17 Swinburne’s Theistic Design Argument
Theism Leads Us to Expect a Fine-Tuned Universe 1. By virtue of being omnipotent, God has the power to bring about finely tuned universe. 2. God is omniscient and so God has the requisite knowledge to bring about a finely-tuned universe. 3. God is perfectly good, so he has reason for producing a finely-tuned universe.

18 Being all good, God has reason to produce good states affairs, and a fine-tuned universe is both itself a good state of affairs and necessary for the actualizing of many other good states of affairs. I. God would create a beautiful world, and orderly world is beautiful, whereas a chaotic world is ugly. The Universe’s temporal and spatial regularities are of great beauty: the movements planets around stars, the variety of stars, the billions of galaxies, each full of hundreds of billions of such stellar variety, vast cosmic regions of gaseous nebulae that glow with lovely colors and shapes. The evolution of the universe from an initial subatomic particle to the formation of stars and galaxies stretching out over 10 to 15 billions years, as well as the process of biological evolution on at least our own planet, are processes of amazing ingenuity. Even if there were no other beings to perceive this beauty other than God himself, it would still be a good thing.

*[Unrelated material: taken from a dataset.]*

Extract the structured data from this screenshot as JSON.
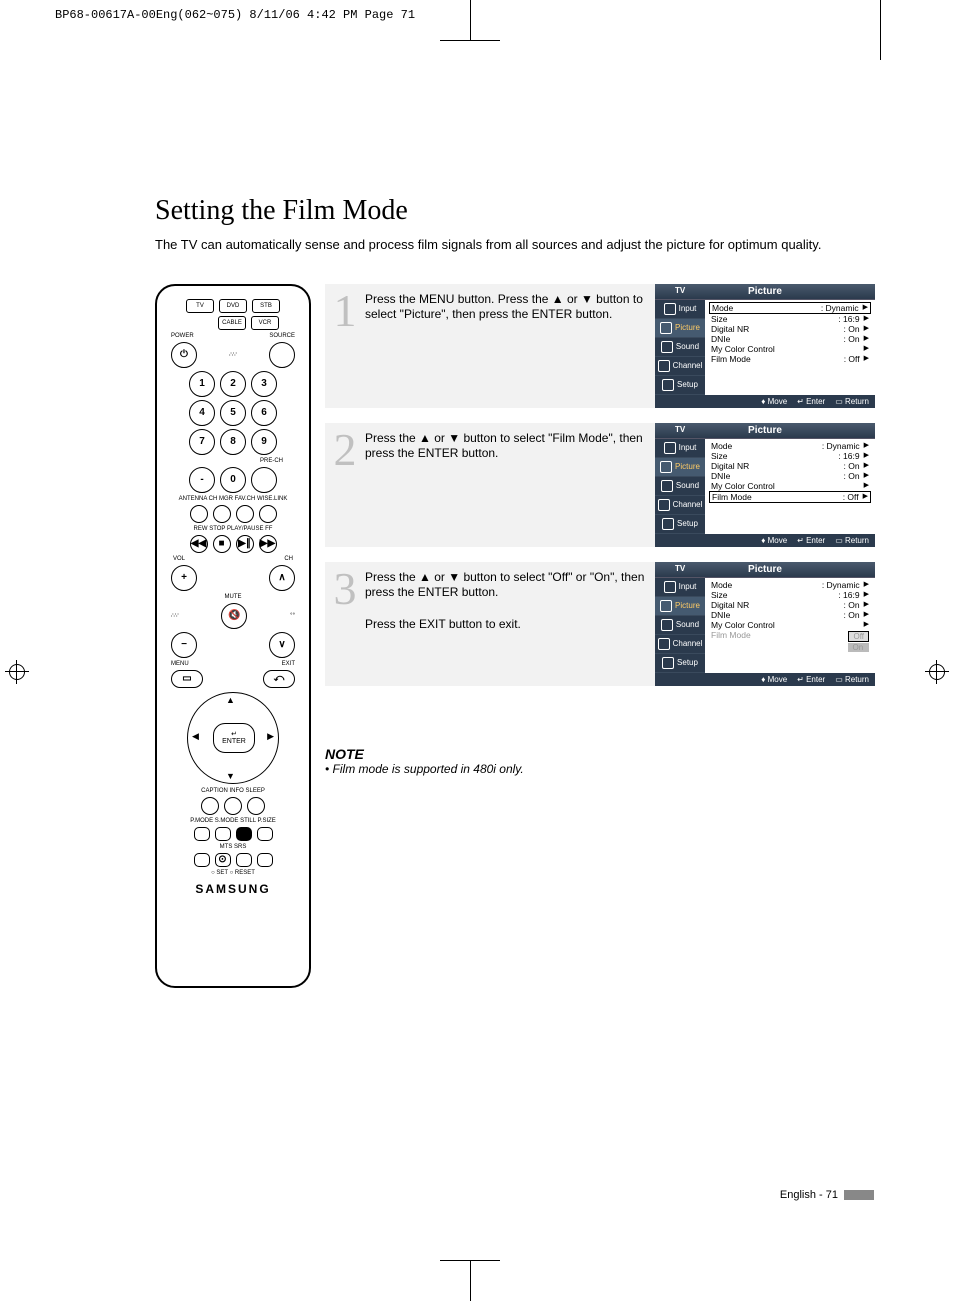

19 II. God would create a Universe with living beings that are conscious and can learn and perform intentional actions. These are good states and humans and animals exemplify these states. They have mental lives and experience pleasant sensations. The temporal regularities of the world allow them to learn and act on the basis of their knowledge.

20 III. God would have an overriding reason to create human beings with a unique mental life, self-consciousness, and the ability to acquire knowledge and to freely choose and act on the basis of our knowledge, so as to bring about calculated effects. God’s generosity, part of his goodness, would lead us to expect that God would want to create beings like himself, to share his qualities. God would have good reason to create beings with bodies. Embodied intelligent beings have a close relationship to their environment, are able to control their bodies and learn through the use of their body, and experience pleasant sensations. In this way, life forms share in the creative likeness of their maker. All of the above depends on the existence of temporal regularities, God has good reason to create a Universe that operates according to physical laws.

21 Potential Objection Isn’t Swinburne making a lot of assumptions about what God would do or what God’s goodness amounts to? It is a postulate or hypothesis that Swinburne claims has explanatory merit. If postulating a personal being with the qualities in question explains phenomena, this provides reason to believe such a being exists, whether or not one chooses to call it “God.” It doesn’t appear to be an ad hoc hypothesis since he is actually developing core intuitions in the tradition of western theism. The term “God” is therefore appropriate for his purposes.